“The world is aging at an unprecedented pace. In the coming decades, large and small, industrialized and developing countries alike, with few exceptions, will experience a rapid growth in the proportion of their populations age 65 or older, driven by longer lifespans and declining birth rates. With this looming demographic transformation, a healthier, more productive, and more engaged older population is essential to building a prosperous and sustainable future. As such, a rethinking of the role of older adults in our communities and economies is imperative.”
Wow. That’s a mouthful and something to ponder.
It comes from the first paragraph of the Executive Summary of a new report from the AARP called The Aging Readiness and Competitiveness (ARC) Report. Partnering with FP Analytics, the AARP conducted “an in-depth study of aging policy in 12 countries.” The ARC Report presents an overview of how these countries are doing in terms of the health, engagement, and economic productivity of their elder populations. One thing they discovered is not news to us; and that is, most people around the world want to age at home.
Each country is unique and is developing their own distinct approaches as they respond to the challenges and benefits a growing older population brings, whether that reality has already set in or it looms in the future. Reading through the report, a number of innovative and interesting programs jumped out that we in the U.S. could learn from.
Since 2015, Canadians age 65 and older have outnumbered those younger than 15. In response, there is an emphasis on building a strong community social infrastructure. Age-friendly communities are promoted and funds are provided for community-based projects. The New Horizons for Seniors Program is “the main platform used by the Canadian federal government to fund local projects to help older adults benefit from and contribute to, the quality of life in their communities.” Projects tend to focus on social participation and inclusion, promoting volunteerism, and preventing elder abuse. One example is the Welcoming Seniors’ Space, begun by a neighborhood group in Vancouver in 2016. “The program aims to build senior sites in eight linguistically diverse neighborhoods in the city targeting those who are age 75 and older and facing language or cultural barriers. Volunteers communicate with older adults in their mother language, helping to connect them to appropriate services and organize social events to promote social engagement.”
Germany is a “super-aged” society with a population of those over 65 projected to reach “nearly one-third of the total population by 2050.” At the same time, the population ages 15 through 64 will shrink by 23 percent. This raises the question: who will care for the aged population? As a necessity, Germany now requires Long-Term Care insurance and is working to strengthen home-based care. “As of 2014, more than twice as many older adults received long-term care at home as within institutions. From 2000 through 2014, as the need for LTC continued to grow, home care met 83 percent of new demand.”
Japan is another “super-aged” society with one in four Japanese aged 65 or older.
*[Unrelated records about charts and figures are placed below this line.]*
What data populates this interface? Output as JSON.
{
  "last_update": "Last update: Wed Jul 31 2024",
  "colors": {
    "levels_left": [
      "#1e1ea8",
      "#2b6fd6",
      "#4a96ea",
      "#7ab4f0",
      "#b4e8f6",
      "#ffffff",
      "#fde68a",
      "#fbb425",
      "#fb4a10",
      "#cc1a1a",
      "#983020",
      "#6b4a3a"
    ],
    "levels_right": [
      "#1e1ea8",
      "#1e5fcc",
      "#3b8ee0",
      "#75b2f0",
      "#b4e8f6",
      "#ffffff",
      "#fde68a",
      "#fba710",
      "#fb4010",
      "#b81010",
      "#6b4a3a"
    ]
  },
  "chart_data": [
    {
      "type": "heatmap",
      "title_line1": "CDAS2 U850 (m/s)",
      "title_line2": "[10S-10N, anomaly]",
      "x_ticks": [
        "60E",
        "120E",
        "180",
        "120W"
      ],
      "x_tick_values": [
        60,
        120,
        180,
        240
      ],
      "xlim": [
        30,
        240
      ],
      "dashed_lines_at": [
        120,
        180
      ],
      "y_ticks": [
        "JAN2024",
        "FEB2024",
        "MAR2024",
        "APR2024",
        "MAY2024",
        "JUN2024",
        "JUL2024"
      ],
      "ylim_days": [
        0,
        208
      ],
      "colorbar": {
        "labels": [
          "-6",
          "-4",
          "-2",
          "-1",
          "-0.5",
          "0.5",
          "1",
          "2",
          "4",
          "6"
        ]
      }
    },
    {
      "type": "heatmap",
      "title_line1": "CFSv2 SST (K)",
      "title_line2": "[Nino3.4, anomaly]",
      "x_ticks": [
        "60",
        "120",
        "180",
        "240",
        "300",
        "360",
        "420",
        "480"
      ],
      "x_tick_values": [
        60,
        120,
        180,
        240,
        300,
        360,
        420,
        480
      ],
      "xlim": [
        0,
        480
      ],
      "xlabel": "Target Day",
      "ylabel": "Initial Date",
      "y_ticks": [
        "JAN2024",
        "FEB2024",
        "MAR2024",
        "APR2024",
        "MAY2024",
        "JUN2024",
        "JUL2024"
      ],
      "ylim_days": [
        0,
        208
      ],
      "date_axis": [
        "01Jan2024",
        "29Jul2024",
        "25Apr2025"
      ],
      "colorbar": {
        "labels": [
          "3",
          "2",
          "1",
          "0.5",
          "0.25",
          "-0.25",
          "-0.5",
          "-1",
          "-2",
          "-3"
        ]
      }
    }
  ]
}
By 2050 Japan is projected to be the world’s most aged country. Today 6.25 million Japanese aged 65 and older are living alone and nearly half of them are worried about dying alone. An innovative response is “Watchover Service,” which uses Japan Post Group, a government owned company operating 24,000 post offices with a workforce of 400,000, to provide support services that, for a fee, will monitor the health and well-being of seniors and report back to their family members. In 2015 Japan Post “collaborated with IBM and Apple to provide older subscribers with free iPads loaded with IBM-developed apps, which help to connect older people with services, healthcare, community and their families.” During postal employees’ home visits they help subscribers deal with set-up and other technical issues. Watchover Service aims to reach four to five million seniors in Japan by 2020.
It’s worrisome and distressing, but not really surprising to read in the ARC Report that “millions of older Americans suffer from persistent loneliness – 32 percent of people ages 60 through 69 and 25 percent of those age 70 and older reportedly feel lonely.” There are many more challenges detailed in the United States Report, most of which we are familiar with including:
- Federal and State government support not keeping pace with the needs of our growing aging population.
- More people age 65 and older wanting to stay in or return to the work force both because of desire and because of a need for economic security. “However, age discrimination and a lack of familiarity with new technology… remain barriers to employment.”
- “U.S. per capita health care spending is the highest in the world, more than twice the average of other developed countries. Yet, Americans have lower life expectancies and higher rates of chronic illnesses than our counterparts.
- “Given the high cost and growing healthcare demand, there remains an acute need for improved health care coverage.
However, on the plus side, the U.S. is doing some things right according to the ARC Report.
- “Between 2000 and 2015, the percentage of people age 65 and older who use the Internet more than quadrupled. As a result, the difference in the Internet-penetration rate between people age 65 and older and those aged 18 and older shrank by nearly one-third.”
- “Senior centers and social service agencies are integrating programs and classes designed to enhance older adults’ digital competency and fluency. In some select cases, centers are exclusively dedicated to facilitating older adults’ digital technology adoption.”
Depending on the country, the ARC Report ranges from positive and hopeful to grim. It’s a sober read.